Parte desta quinta é já propriedade do Município, que tem intenção de adquirir as restantes parcelas, de modo a reabilitar toda a zona envolvente ao Convento, devolvendo-lhe as funções agrícolas que outrora desempenhava. Esta iniciativa vem reforçar o efeito defensivo deste anel, criando um mosaico de gestão de combustível que permitirá aumentar a proteção da vila aos incêndios rurais.


No total, a propriedade do Município tem uma área de 3,26 hectares, mas, nesta primeira fase, será intervencionada uma parcela com 3200 metros quadrados, ou seja, cerca de um décimo da área total. Por parte da autarquia, o projecto conta com a coordenação da engenheira florestal Sónia Martinho.

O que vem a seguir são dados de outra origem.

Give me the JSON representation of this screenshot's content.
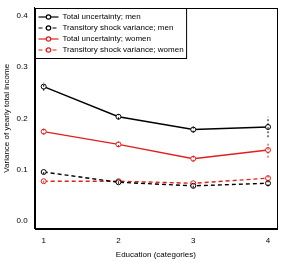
{
  "chart_data": {
    "type": "line",
    "x_label": "Education (categories)",
    "y_label": "Variance of yearly total income",
    "x": [
      1,
      2,
      3,
      4
    ],
    "xlim": [
      0.88,
      4.12
    ],
    "xticks": [
      1,
      2,
      3,
      4
    ],
    "ylim": [
      -0.016,
      0.416
    ],
    "yticks": [
      {
        "value": 0,
        "label": "0.0"
      },
      {
        "value": 0.1,
        "label": "0.1"
      },
      {
        "value": 0.2,
        "label": "0.2"
      },
      {
        "value": 0.3,
        "label": "0.3"
      },
      {
        "value": 0.4,
        "label": "0.4"
      }
    ],
    "grid": false,
    "legend": "top-left",
    "series": [
      {
        "name": "Total uncertainty; men",
        "color": "#000000",
        "line_style": "solid",
        "marker": "circle",
        "values": [
          0.262,
          0.203,
          0.178,
          0.183
        ],
        "errors": [
          0.008,
          0.005,
          0.006,
          0.02
        ]
      },
      {
        "name": "Transitory shock variance; men",
        "color": "#000000",
        "line_style": "dashed",
        "marker": "circle",
        "values": [
          0.095,
          0.075,
          0.068,
          0.073
        ],
        "errors": [
          0.004,
          0.003,
          0.004,
          0.006
        ]
      },
      {
        "name": "Total uncertainty; women",
        "color": "#e0201c",
        "line_style": "solid",
        "marker": "circle",
        "values": [
          0.174,
          0.149,
          0.121,
          0.138
        ],
        "errors": [
          0.006,
          0.005,
          0.006,
          0.015
        ]
      },
      {
        "name": "Transitory shock variance; women",
        "color": "#e0201c",
        "line_style": "dashed",
        "marker": "circle",
        "values": [
          0.077,
          0.077,
          0.073,
          0.083
        ],
        "errors": [
          0.003,
          0.003,
          0.004,
          0.007
        ]
      }
    ]
  }
}
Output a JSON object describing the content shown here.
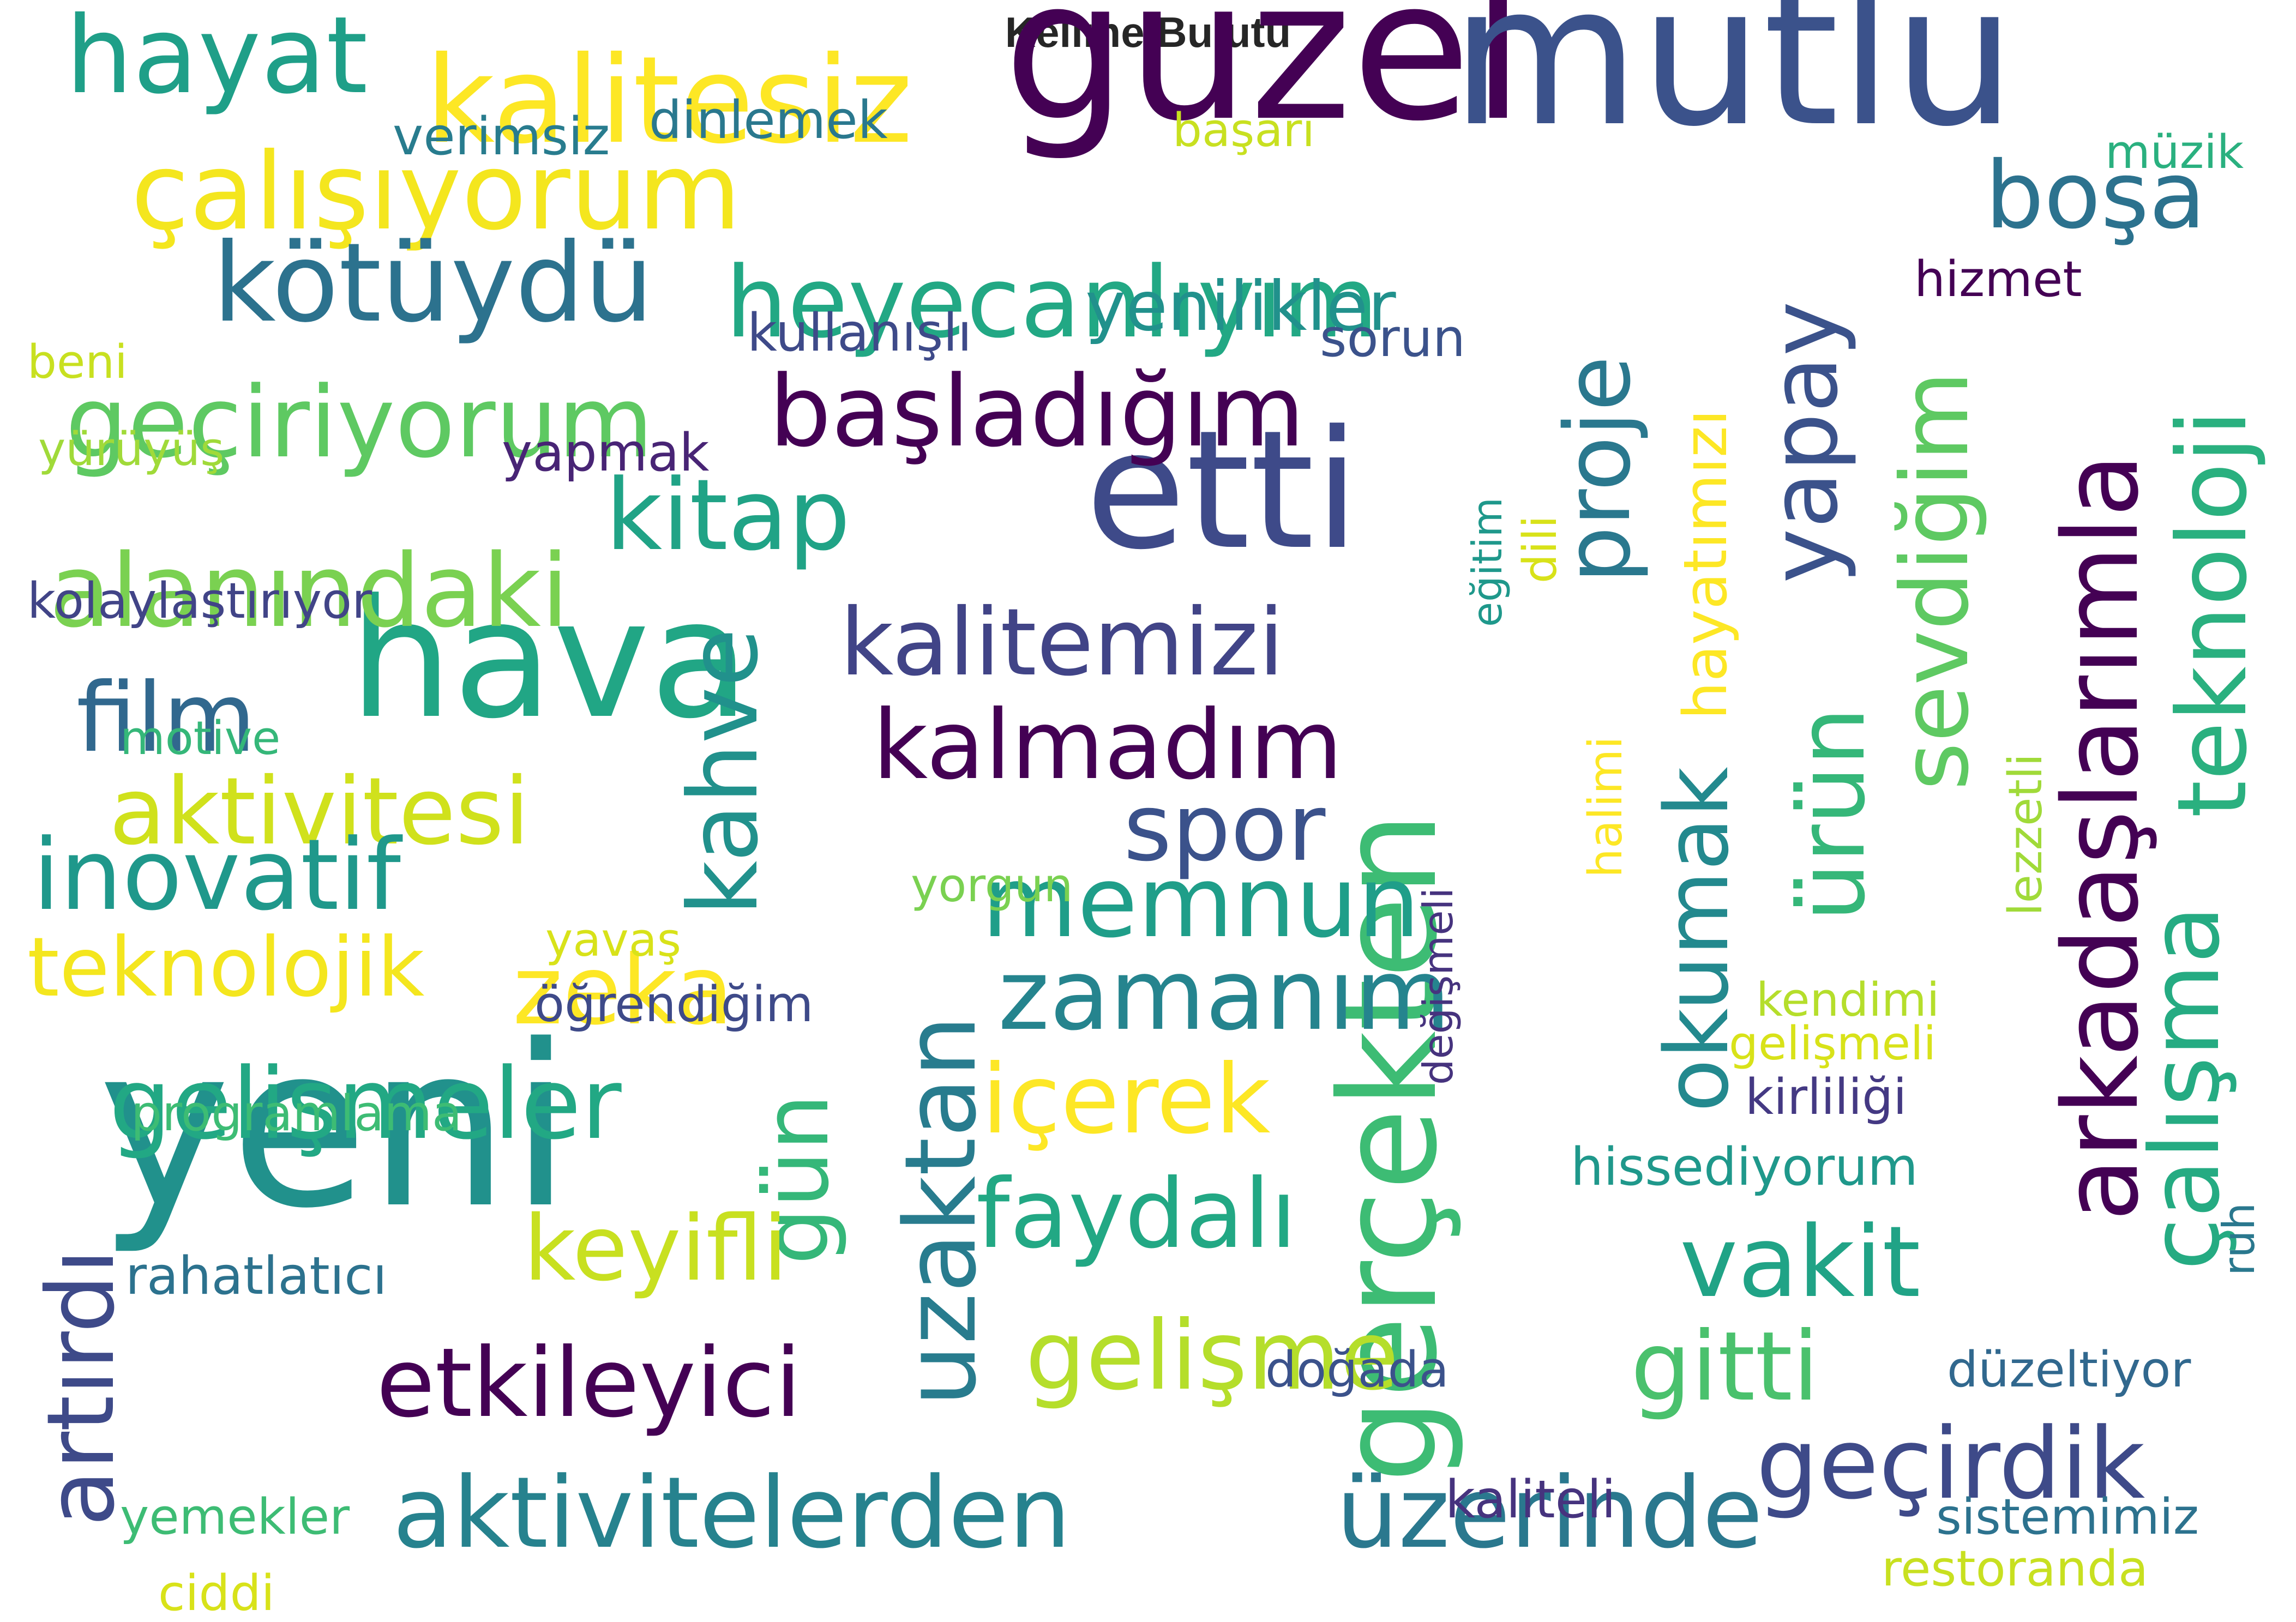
{
  "title": "Kelime Bulutu",
  "words": [
    {
      "text": "güzel",
      "color": "#440154"
    },
    {
      "text": "mutlu",
      "color": "#3b528b"
    },
    {
      "text": "yeni",
      "color": "#21918c"
    },
    {
      "text": "hava",
      "color": "#21a685"
    },
    {
      "text": "etti",
      "color": "#3e4a89"
    },
    {
      "text": "gerçekten",
      "color": "#3dbc74"
    },
    {
      "text": "kalitesiz",
      "color": "#fde725"
    },
    {
      "text": "hayat",
      "color": "#1f9f88"
    },
    {
      "text": "çalışıyorum",
      "color": "#f4e61e"
    },
    {
      "text": "kötüydü",
      "color": "#2c728e"
    },
    {
      "text": "heyecanlıyım",
      "color": "#22a884"
    },
    {
      "text": "geçiriyorum",
      "color": "#5ec962"
    },
    {
      "text": "başladığım",
      "color": "#440154"
    },
    {
      "text": "kitap",
      "color": "#20a386"
    },
    {
      "text": "alanındaki",
      "color": "#7ad151"
    },
    {
      "text": "kalitemizi",
      "color": "#414487"
    },
    {
      "text": "film",
      "color": "#31688e"
    },
    {
      "text": "kahve",
      "color": "#21918c"
    },
    {
      "text": "kalmadım",
      "color": "#440154"
    },
    {
      "text": "aktivitesi",
      "color": "#d0e11c"
    },
    {
      "text": "spor",
      "color": "#3b528b"
    },
    {
      "text": "inovatif",
      "color": "#1f988b"
    },
    {
      "text": "memnun",
      "color": "#1f9e89"
    },
    {
      "text": "teknolojik",
      "color": "#f4e61e"
    },
    {
      "text": "zeka",
      "color": "#fde725"
    },
    {
      "text": "zamanım",
      "color": "#25848e"
    },
    {
      "text": "gelişmeler",
      "color": "#22a884"
    },
    {
      "text": "içerek",
      "color": "#fde725"
    },
    {
      "text": "gün",
      "color": "#35b779"
    },
    {
      "text": "uzaktan",
      "color": "#287c8e"
    },
    {
      "text": "artırdı",
      "color": "#3e4a89"
    },
    {
      "text": "faydalı",
      "color": "#22a884"
    },
    {
      "text": "keyifli",
      "color": "#c8e020"
    },
    {
      "text": "etkileyici",
      "color": "#440154"
    },
    {
      "text": "gelişme",
      "color": "#b5de2b"
    },
    {
      "text": "aktivitelerden",
      "color": "#26828e"
    },
    {
      "text": "üzerinde",
      "color": "#2a788e"
    },
    {
      "text": "proje",
      "color": "#2a788e"
    },
    {
      "text": "yapay",
      "color": "#3b528b"
    },
    {
      "text": "hayatımızı",
      "color": "#fde725"
    },
    {
      "text": "okumak",
      "color": "#23898e"
    },
    {
      "text": "ürün",
      "color": "#35b779"
    },
    {
      "text": "sevdiğim",
      "color": "#5ec962"
    },
    {
      "text": "arkadaşlarımla",
      "color": "#440154"
    },
    {
      "text": "teknoloji",
      "color": "#2ab07f"
    },
    {
      "text": "çalışma",
      "color": "#25ab82"
    },
    {
      "text": "vakit",
      "color": "#20a386"
    },
    {
      "text": "gitti",
      "color": "#4ac16d"
    },
    {
      "text": "geçirdik",
      "color": "#3e4a89"
    },
    {
      "text": "boşa",
      "color": "#2c728e"
    },
    {
      "text": "yenilikler",
      "color": "#21918c"
    },
    {
      "text": "müzik",
      "color": "#2ab07f"
    },
    {
      "text": "hizmet",
      "color": "#440154"
    },
    {
      "text": "başarı",
      "color": "#c8e020"
    },
    {
      "text": "dinlemek",
      "color": "#2a788e"
    },
    {
      "text": "verimsiz",
      "color": "#287c8e"
    },
    {
      "text": "kullanışlı",
      "color": "#3e4a89"
    },
    {
      "text": "sorun",
      "color": "#3b528b"
    },
    {
      "text": "beni",
      "color": "#c8e020"
    },
    {
      "text": "yürüyüş",
      "color": "#a0da39"
    },
    {
      "text": "yapmak",
      "color": "#482475"
    },
    {
      "text": "kolaylaştırıyor",
      "color": "#414487"
    },
    {
      "text": "eğitim",
      "color": "#1f988b"
    },
    {
      "text": "dili",
      "color": "#d8e219"
    },
    {
      "text": "motive",
      "color": "#35b779"
    },
    {
      "text": "halimi",
      "color": "#fde725"
    },
    {
      "text": "değişmeli",
      "color": "#46337e"
    },
    {
      "text": "lezzetli",
      "color": "#a0da39"
    },
    {
      "text": "yorgun",
      "color": "#7ad151"
    },
    {
      "text": "yavaş",
      "color": "#d8e219"
    },
    {
      "text": "öğrendiğim",
      "color": "#3e4a89"
    },
    {
      "text": "kendimi",
      "color": "#b5de2b"
    },
    {
      "text": "gelişmeli",
      "color": "#d8e219"
    },
    {
      "text": "kirliliği",
      "color": "#443983"
    },
    {
      "text": "programlama",
      "color": "#3dbc74"
    },
    {
      "text": "hissediyorum",
      "color": "#1f988b"
    },
    {
      "text": "ruh",
      "color": "#2a788e"
    },
    {
      "text": "rahatlatıcı",
      "color": "#2c728e"
    },
    {
      "text": "doğada",
      "color": "#3b528b"
    },
    {
      "text": "düzeltiyor",
      "color": "#31688e"
    },
    {
      "text": "kaliteli",
      "color": "#46337e"
    },
    {
      "text": "sistemimiz",
      "color": "#2c728e"
    },
    {
      "text": "yemekler",
      "color": "#3dbc74"
    },
    {
      "text": "restoranda",
      "color": "#c8e020"
    },
    {
      "text": "ciddi",
      "color": "#d8e219"
    }
  ]
}
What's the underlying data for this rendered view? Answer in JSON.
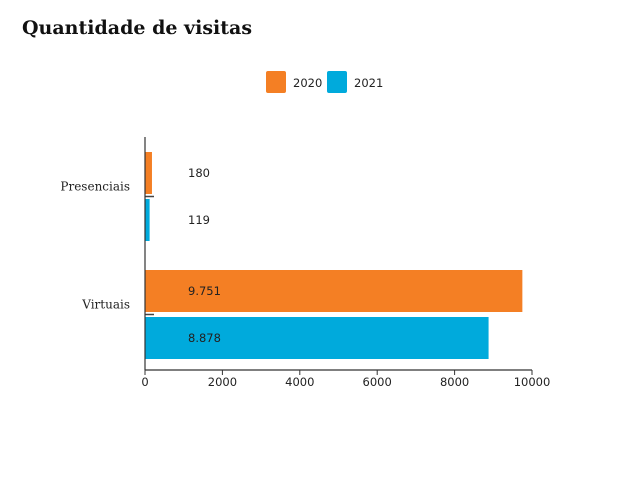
{
  "chart_data": {
    "type": "bar",
    "orientation": "horizontal",
    "title": "Quantidade de visitas",
    "categories": [
      "Presenciais",
      "Virtuais"
    ],
    "series": [
      {
        "name": "2020",
        "color": "#f47f24",
        "values": [
          180,
          9751
        ],
        "labels": [
          "180",
          "9.751"
        ]
      },
      {
        "name": "2021",
        "color": "#00aadc",
        "values": [
          119,
          8878
        ],
        "labels": [
          "119",
          "8.878"
        ]
      }
    ],
    "xlim": [
      0,
      10000
    ],
    "xticks": [
      "0",
      "2000",
      "4000",
      "6000",
      "8000",
      "10000"
    ],
    "grid": false,
    "legend": "top-center"
  }
}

Uma das primeiras medidas passará pela reconstrução das estruturas dos socalcos e dos canais do regadio tradicional, cujos projetos contam com o apoio do Departamento de Engenharia Civil da Universidade do Algarve.


Rui André acrescentou que, «com a execução deste projecto, o Município pretende demonstrar aos proprietários rurais do nosso concelho que é possível realizar uma gestão sustentável dos terrenos, recorrendo a técnicas de agricultura tradicionais, aumentando a produtividade dos terrenos agrícolas, gerando rendimento de forma sustentável e ambientalmente responsável, e, em simultâneo, preservar o património concelhio, diminuindo o risco de incêndio e reduzindo a pegada ecológica da produção agrícola».


Mas a ambição da Câmara de Monchique não se fica por aqui: a curto prazo, revelou o presidente da autarquia ao Sul Informação, «queremos aderir à Rede Nacional e Internacional de Bio-Regiões, bem como iniciar o processo de reconhecimento dos “socalcos de Monchique” como Património Agrícola Mundial, pela FAO».


E, como se pretende atrair jovens agricultores para este projecto, a ideia é que, num futuro próximo, os socalcos recuperados da serra se possam voltar a encher com as flores e o aroma do pêro de Monchique.